En mérito de lo expuesto, la Sala Primera de Revisión de la Corte Constitucional, administrando justicia en nombre del pueblo y por mandato de la Constitución Política,

RESUELVE:

1. CONFIRMAR la sentencia única de instancia proferida por la Sala Penal del Tribunal Superior de Cali que denegó la acción de tutela iniciada por el señor Fabián Henao Cardona contra el Juzgado Diecinueve (19) Penal del Circuito de Cali y la Fiscalía Seccional Dieciocho (18) Delegada ante los jueces penales del Circuito de Cali.

2. Por secretaría, líbrese la comunicación de que trata el artículo 36 del Decreto 2591 de 1991.

Notifíquese, comuníquese, publíquese en la Gaceta de la Corte Constitucional y cúmplase.

Magistrados: Jaime Araújo Rentería—Nilson Pinilla Pinilla—Manuel José Cepeda Espinosa, ausente con permiso.

Martha Victoria Sáchica de Moncaleano, Secretaria General.

(1) Cfr. Corte Constitucional, Sentencia SU-120 de 2003.

(2) Caso que también se encuentra penado por nuestro ordenamiento penal.

(3) Sentencia C-488 de 1996, M.P. Carlos Gaviria Díaz.

(4) Sentencia T-654 de 1998, M.P. Eduardo Cifuentes Muñoz, reiterada en Sentencia T-784 de 2000, M.P. Rodrigo Escobar Gil.

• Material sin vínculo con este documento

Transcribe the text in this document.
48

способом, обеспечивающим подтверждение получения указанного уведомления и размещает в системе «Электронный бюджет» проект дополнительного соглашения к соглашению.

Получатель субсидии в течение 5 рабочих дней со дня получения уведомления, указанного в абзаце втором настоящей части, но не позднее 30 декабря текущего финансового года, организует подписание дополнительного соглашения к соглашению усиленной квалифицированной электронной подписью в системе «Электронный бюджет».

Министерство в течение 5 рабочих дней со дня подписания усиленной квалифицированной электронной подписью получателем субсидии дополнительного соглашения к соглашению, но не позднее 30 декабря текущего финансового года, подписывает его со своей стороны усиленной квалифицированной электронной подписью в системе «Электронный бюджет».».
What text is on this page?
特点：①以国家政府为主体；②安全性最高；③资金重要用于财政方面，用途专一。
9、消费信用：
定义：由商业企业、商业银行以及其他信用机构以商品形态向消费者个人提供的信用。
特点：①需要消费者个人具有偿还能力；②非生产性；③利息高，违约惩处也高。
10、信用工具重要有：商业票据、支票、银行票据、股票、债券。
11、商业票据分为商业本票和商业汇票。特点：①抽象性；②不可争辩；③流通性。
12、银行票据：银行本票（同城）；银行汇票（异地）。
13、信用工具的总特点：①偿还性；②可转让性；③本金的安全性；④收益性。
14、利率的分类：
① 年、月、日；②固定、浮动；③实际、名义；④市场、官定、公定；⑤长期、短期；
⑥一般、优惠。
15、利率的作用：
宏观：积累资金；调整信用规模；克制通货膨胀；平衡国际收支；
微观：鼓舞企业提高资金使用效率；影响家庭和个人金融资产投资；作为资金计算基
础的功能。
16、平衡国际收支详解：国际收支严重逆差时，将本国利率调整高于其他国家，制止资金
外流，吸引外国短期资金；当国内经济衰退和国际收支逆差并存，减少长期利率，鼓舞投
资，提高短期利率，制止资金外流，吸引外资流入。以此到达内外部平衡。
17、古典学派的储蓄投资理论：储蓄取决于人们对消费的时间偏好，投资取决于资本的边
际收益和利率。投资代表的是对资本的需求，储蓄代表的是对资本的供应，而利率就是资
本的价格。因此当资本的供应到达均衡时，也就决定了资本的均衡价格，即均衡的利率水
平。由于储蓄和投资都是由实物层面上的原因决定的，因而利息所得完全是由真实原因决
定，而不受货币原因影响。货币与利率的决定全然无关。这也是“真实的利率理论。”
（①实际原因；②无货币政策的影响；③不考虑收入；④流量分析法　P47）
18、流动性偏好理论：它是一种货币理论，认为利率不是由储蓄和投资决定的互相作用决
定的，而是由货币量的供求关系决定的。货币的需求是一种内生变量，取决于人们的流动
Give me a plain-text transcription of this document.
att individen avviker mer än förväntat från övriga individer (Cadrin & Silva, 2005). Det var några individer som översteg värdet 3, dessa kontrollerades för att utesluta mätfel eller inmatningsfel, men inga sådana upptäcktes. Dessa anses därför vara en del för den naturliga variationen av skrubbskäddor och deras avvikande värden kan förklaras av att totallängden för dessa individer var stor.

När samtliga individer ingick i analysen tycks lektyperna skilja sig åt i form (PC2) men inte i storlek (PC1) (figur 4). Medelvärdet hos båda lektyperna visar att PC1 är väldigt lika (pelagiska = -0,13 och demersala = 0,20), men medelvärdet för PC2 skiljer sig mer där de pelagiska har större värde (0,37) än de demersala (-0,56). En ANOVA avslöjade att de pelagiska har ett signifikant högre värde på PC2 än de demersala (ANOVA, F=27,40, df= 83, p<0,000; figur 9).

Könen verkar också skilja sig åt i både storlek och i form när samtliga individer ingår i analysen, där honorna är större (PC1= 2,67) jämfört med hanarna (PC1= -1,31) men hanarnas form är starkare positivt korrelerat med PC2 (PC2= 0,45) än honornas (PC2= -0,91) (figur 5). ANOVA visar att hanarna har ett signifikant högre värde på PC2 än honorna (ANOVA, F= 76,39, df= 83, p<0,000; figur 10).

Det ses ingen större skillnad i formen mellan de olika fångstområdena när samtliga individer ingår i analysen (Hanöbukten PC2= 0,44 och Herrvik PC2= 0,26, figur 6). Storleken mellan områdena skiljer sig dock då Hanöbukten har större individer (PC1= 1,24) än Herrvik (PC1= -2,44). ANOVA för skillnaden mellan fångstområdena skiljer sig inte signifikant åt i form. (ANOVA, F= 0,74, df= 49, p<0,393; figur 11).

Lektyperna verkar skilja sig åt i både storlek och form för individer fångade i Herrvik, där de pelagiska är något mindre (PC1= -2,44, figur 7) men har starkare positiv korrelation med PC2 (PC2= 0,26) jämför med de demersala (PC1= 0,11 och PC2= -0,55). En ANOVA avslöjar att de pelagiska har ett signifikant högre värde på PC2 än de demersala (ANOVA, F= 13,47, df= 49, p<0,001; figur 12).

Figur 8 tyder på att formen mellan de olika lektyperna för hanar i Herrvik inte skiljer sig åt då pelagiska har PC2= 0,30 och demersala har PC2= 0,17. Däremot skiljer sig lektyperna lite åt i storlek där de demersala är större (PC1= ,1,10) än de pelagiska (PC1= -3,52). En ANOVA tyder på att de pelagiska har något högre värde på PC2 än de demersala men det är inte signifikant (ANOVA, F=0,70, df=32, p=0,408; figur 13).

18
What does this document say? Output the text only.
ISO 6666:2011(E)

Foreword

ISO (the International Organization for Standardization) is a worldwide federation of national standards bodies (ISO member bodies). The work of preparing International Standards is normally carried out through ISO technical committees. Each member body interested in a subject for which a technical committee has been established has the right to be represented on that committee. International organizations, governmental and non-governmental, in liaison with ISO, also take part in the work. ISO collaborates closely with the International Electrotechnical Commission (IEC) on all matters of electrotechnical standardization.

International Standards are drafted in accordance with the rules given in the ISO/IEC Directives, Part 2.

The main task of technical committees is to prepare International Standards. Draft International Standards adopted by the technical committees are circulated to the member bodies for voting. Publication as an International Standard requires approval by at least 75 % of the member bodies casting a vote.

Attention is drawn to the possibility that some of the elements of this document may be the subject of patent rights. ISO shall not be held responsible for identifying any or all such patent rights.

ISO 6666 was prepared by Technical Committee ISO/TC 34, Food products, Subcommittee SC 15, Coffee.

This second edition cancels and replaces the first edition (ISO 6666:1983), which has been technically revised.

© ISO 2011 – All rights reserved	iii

(5) En este sentido se ha manifestado la corporación, por ejemplo, al negar el amparo en un caso en el cual el juez había valorado una prueba obtenida al margen del debido proceso, sin que el sindicado hubiera tenido oportunidad de defenderse. En esta oportunidad la corporación entendió que solo procedía la acción de tutela si la mencionada prueba constituía un elemento central de manera tal que, sin ella, la decisión judicial hubiese sido, necesariamente, diversa. Como en el caso existían otros elementos que podían justificar la mencionada decisión la Corte no concedió la respectiva anulación. Sentencia T-008 de 1998.